Érotiser simultanément la sémiotique et la nourriture japonaise… Il est vraiment trop fort, Roland.

salade de nouilles soba

Pour 1 personne :

  • 100 g de nouilles soba
  • des algues wakamé déshydratées (quelques grammes suffisent)
  • ½ concombre (si possible de variété noa)
  • de la ciboulette (fraîche ou surgelée)
  • 1 cuillère à soupe de sauce soja Kikkoman
  • 1 cuillère à soupe d’huile de sésame
  • 1 pincée de nanami (facultatif)

Faire cuire les nouilles soba dans l’eau bouillante salée entre 5 et 8 minutes. Égoutter et passer sous l’eau froide afin de les rafraîchir. Égoutter de nouveau.

Couper le tronçon de concombre en quatre, dans le sens de la longueur. Ôter les graines et émincer finement chaque morceau. Saler les lamelles de concombre et les laisser dégorger quelques minutes dans une passoire. Rincer et égoutter le concombre.

Réhydrater les algues wakamé dans de l’eau chaude. Il faut se méfier de l’algue wakamé qui, lorsqu’elle est déshydratée, n’a vraiment l’air de rien. En revanche, une fois plongée dans l’eau, elle se déploie et voit son volume tripler. Une sorte de monstroplante, en somme. Égoutter les algues, les passer sous l’eau froide et égoutter de nouveau.

Dans un bol, verser l’huile de sésame et la sauce soja. Y ajouter les nouilles soba. Mélanger soigneusement afin d’enduire les nouilles de sauce. Ajouter les algues et les lamelles de concombre, puis la ciboulette. Assaisonner avec un peu de nanami, ou à défaut, avec une pincée de piment de Cayenne (ou de poivre noir). Mélanger une dernière fois avant de déguster.
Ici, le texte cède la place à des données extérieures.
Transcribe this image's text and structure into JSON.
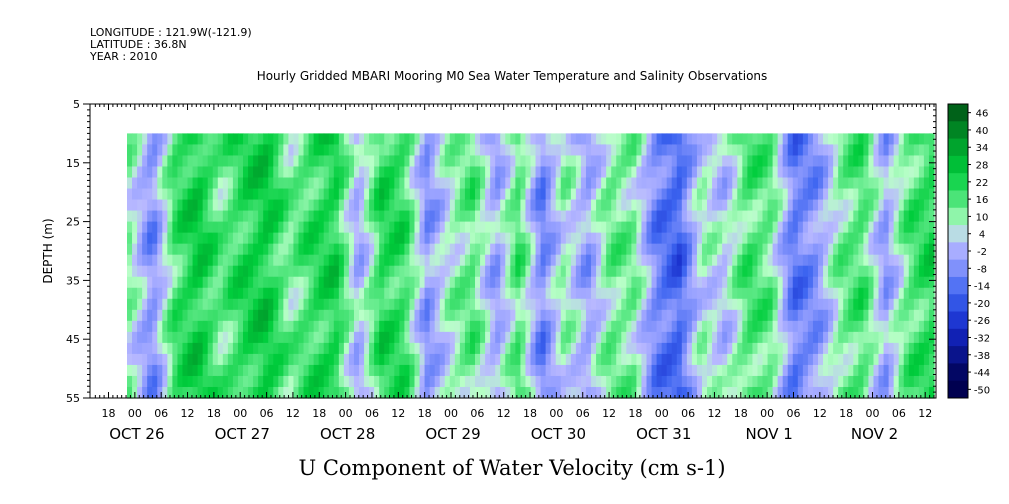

Customisation envisageable : des oignons frits, de la chair de crabe, des crevettes, des lamelles de poulet, de la courgette jaune crue râpée, des pois gourmands, des asperges …

Les nouilles soba sont de longues pâtes japonaises au sarrasin. On en trouve dans les épiceries asiatiques et les magasins bio.

Le nanami est un mélange de piment, d’écorce d’orange, de graines de sésame et de gingembre. Subtilement hot, un peu comme Roland Barthes.

Salade de pot-au-feu

Une recette à mi-chemin entre le plat réconfort d’hiver et les premières salades printanières. Elle illustre à merveille l’expression “avoir le cul entre deux chaises”.

salade de pot au feu

Pour 1 assiette :

  • 80 g de viande froide cuite en pot-au feu
  • 1 pomme de terre, elle aussi issue du pot-au-feu
  • 1 carotte (idem)
  • 1 poignée de roquette
  • 1 gros cornichon malossol (ou 2 petits cornichons)
  • 1 cuillère à café de câpres
  • 2 rondelles d’oignon rouge
  • de l’huile d’olive
  • du vinaigre balsamique
  • 1 cuillère à soupe de moutarde à l’ancienne
  • fleur de sel et poivre noir

Couper la viande froide en cubes, ainsi que la pomme de terre. Détailler la carotte en rondelles. Émincer l’oignon rouge et les cornichons.

Dans une assiette, déposer une poignée de roquette puis tous les éléments de la salade. Ne pas oublier les câpres. Arroser de vinaigrette (réalisée en mélangeant la moutarde à l’huile et au vinaigre) et assaisonner copieusement.

Mélanger et déguster.

Comme le hachis parmentier, cette salade a pour base les restes d’un pot-au feu.

Belle lurette a momentanément le cul entre deux chaises, le rythme des publications risque de prendre un léger coup dans l’aile.